Jorge Nido
Como una araña que regresa a su telaraña, Merrin había vuelto a su escondrijo secreto.
Lo había descubierto por casualidad unos días antes cuando, volviendo por el Largo Paseo de camino hacia el Manuscriptorium había visto a Sarah Heap que corría hacia él. A Merrin le había entrado el pánico; fue sorprendido en un tramo particularmente despejado del Largo Paseo en el que no había sombras donde esconderse ni puertas ni cortinas tras las que escabullirse. Merrin no conseguía pensar como es debido cuando le entraba el pánico, así que lo único que hizo fue apretarse contra el antiguo panel y esperar a que, por algún milagro, Sarah Heap no se fijara en él. Pero, para sorpresa de Merrin, ocurrió otro tipo de milagro: el panel se abrió detrás de él y cayó de espaldas en un espacio vacío.
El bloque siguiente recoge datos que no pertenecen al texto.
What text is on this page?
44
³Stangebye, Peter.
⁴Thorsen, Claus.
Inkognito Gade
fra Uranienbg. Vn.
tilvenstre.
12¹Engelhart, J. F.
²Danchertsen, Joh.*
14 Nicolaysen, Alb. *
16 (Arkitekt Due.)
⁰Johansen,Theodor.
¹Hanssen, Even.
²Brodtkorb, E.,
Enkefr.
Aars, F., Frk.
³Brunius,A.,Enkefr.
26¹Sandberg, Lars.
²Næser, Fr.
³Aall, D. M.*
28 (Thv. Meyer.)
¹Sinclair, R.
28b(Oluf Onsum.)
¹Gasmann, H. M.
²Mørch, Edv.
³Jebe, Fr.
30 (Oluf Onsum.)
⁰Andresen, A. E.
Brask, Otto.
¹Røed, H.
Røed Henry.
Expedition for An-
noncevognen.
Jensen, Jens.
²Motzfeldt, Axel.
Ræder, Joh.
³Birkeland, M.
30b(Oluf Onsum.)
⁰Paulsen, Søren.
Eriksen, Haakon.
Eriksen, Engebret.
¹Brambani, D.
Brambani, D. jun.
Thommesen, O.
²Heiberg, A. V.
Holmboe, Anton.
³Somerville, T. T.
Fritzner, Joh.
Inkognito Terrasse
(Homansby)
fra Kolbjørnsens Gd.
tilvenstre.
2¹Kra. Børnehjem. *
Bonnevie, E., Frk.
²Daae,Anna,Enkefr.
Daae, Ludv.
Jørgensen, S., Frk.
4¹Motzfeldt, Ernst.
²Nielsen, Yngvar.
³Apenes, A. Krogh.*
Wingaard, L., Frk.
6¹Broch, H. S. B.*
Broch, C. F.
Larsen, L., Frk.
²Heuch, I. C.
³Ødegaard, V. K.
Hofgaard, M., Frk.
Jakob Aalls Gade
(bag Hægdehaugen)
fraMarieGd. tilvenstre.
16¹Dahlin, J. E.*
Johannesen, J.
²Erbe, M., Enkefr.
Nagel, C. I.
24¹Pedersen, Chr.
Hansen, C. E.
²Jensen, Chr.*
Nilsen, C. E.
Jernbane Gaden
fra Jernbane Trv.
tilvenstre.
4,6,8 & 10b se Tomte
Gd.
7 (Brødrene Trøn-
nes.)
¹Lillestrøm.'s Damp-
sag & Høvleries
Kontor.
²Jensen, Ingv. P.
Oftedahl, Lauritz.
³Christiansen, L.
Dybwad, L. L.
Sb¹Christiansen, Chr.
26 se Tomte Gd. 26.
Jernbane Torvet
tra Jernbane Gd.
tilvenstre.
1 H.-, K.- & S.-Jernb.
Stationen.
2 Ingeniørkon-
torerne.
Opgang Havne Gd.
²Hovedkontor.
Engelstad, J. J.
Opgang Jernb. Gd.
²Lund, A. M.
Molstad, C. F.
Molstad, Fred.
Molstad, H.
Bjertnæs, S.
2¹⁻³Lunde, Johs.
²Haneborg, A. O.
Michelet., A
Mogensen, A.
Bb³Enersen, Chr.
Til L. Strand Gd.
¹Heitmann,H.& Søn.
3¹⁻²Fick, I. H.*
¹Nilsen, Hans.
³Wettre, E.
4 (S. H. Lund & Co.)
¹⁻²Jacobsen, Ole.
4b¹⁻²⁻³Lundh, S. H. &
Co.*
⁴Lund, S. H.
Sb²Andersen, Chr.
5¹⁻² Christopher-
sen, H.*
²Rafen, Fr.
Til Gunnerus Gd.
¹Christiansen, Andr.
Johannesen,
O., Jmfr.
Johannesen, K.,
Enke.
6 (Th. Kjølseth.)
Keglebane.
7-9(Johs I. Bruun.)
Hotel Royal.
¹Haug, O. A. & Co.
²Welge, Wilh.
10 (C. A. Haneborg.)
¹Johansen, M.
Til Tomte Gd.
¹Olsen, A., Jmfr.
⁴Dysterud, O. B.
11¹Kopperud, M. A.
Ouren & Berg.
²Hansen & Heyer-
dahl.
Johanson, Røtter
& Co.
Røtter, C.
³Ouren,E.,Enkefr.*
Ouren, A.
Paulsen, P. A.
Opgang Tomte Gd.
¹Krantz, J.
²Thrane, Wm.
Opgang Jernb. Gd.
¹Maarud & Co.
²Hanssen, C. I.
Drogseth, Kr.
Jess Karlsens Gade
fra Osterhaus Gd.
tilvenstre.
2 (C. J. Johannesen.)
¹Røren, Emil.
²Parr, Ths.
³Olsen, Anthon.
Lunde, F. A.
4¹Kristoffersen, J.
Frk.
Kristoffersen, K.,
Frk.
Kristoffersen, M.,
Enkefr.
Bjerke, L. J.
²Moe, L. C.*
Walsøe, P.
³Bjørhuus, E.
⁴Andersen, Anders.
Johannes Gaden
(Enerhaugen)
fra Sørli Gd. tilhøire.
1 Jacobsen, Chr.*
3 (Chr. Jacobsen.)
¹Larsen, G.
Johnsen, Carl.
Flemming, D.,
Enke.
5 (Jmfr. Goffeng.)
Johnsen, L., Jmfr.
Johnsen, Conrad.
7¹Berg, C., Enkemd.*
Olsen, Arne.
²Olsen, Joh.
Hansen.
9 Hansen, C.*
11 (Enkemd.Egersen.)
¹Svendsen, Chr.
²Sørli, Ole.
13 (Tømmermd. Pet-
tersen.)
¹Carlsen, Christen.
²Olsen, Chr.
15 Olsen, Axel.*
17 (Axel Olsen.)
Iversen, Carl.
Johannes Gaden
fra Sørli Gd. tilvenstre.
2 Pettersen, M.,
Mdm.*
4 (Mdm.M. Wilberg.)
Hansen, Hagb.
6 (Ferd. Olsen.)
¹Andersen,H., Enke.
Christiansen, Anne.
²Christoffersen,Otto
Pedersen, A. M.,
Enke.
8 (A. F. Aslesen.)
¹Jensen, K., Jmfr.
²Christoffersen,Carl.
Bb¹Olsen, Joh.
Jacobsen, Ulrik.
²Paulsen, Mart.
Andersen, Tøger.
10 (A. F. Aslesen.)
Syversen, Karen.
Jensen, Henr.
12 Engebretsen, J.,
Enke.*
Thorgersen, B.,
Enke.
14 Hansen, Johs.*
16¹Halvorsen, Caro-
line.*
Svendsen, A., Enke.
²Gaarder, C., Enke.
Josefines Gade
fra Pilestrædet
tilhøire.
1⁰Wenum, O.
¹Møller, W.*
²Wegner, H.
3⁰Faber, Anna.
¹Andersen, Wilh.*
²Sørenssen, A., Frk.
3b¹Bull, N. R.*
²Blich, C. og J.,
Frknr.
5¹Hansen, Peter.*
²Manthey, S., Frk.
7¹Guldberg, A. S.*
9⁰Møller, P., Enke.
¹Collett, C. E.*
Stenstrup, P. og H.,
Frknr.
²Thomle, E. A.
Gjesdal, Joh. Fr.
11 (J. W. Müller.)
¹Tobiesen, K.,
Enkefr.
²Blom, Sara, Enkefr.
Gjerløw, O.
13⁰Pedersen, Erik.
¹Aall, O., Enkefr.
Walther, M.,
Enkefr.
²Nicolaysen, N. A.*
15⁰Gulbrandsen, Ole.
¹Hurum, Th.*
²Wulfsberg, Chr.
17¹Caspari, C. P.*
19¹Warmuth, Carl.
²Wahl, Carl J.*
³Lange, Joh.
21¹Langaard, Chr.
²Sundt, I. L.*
Merrin se sentó, hundido en capas de polvo y observó a Sarah Heap apresurarse, sin echar ni siquiera un vistazo al oscuro agujero que se abría en los paneles, Cuando hubo pasado, inspeccionó su escondite. Era del tamaño de una habitación diminuta y no había nada más que una vieja silla rota y un montón de mantas apiladas en un rincón. Temeroso de lo que pudieran ocultar, Merrin apartó las mantas con el pie, y se redujeron a polvo. Merrin tosió y salió del armario, solo para ver a Sarah Heap, que volvía hacia él. Se introdujo de nuevo en la habitación secreta y, luchando desesperadamente por contener la tos, se metió los nudillos en la boca. Merrin no tenía por qué preocuparse, pues en aquel momento Sarah tenía otras cosas en las que pensar y el ruido de unas toses amortiguadas provenientes del interior de la pared ni siquiera alteró sus pensamientos de preocupación.
Desde entonces, Merrin había visitado poco lo que él consideraba su escondrijo secreto. Lo había llenado con lo esencial: agua, velas y serpientes de regaliz, además de unos cuantos osos de plátano, una novedad en la tienda de Ma Custard, y, si los mascaba al mismo tiempo que las serpientes de regaliz, tenían un sabor bastante interesante. Siempre que podía, Merrin se sentaba tranquilamente en la habitación escuchando y observando, como una araña en el centro de su telarañana, esperando a que pasara por allí una joven e inocente mosca… y al final pasó una en forma de Barney Pot.
Merrin había sido una araña eficiente y ahora volvía a su madriguera, aferrado al botín de su primera emboscada muy emocionado. Frotó el pedernal de la yesca y con la chispa encendió las velas que había «tomado prestadas» del Manuscriptorium. Cerró con mucha cautela la sección del panel que daba al Largo Paseo, dejando el pestillo abierto para que no se cerrara por completo. Desde que su niñera, por órdenes de DomDaniel, le encerrara en un armario a oscuras cada vez que no hacía lo que le ordenaban, Merrin temía quedarse encerrado en espacios oscuros, y el único inconveniente de su refugio era que no acertaba a averiguar cómo abrir la puerta desde el interior.
Después de probar la puerta una docena de veces para asegurarse de que aún se abría, Merrin se instaló sobre unos almohadones que había cogido de un armario del desván de Palacio. Luego mordió la cabeza de su nueva serpiente de regaliz, se metió un oso de plátano en la boca y suspiró de felicidad. La vida le sonreía.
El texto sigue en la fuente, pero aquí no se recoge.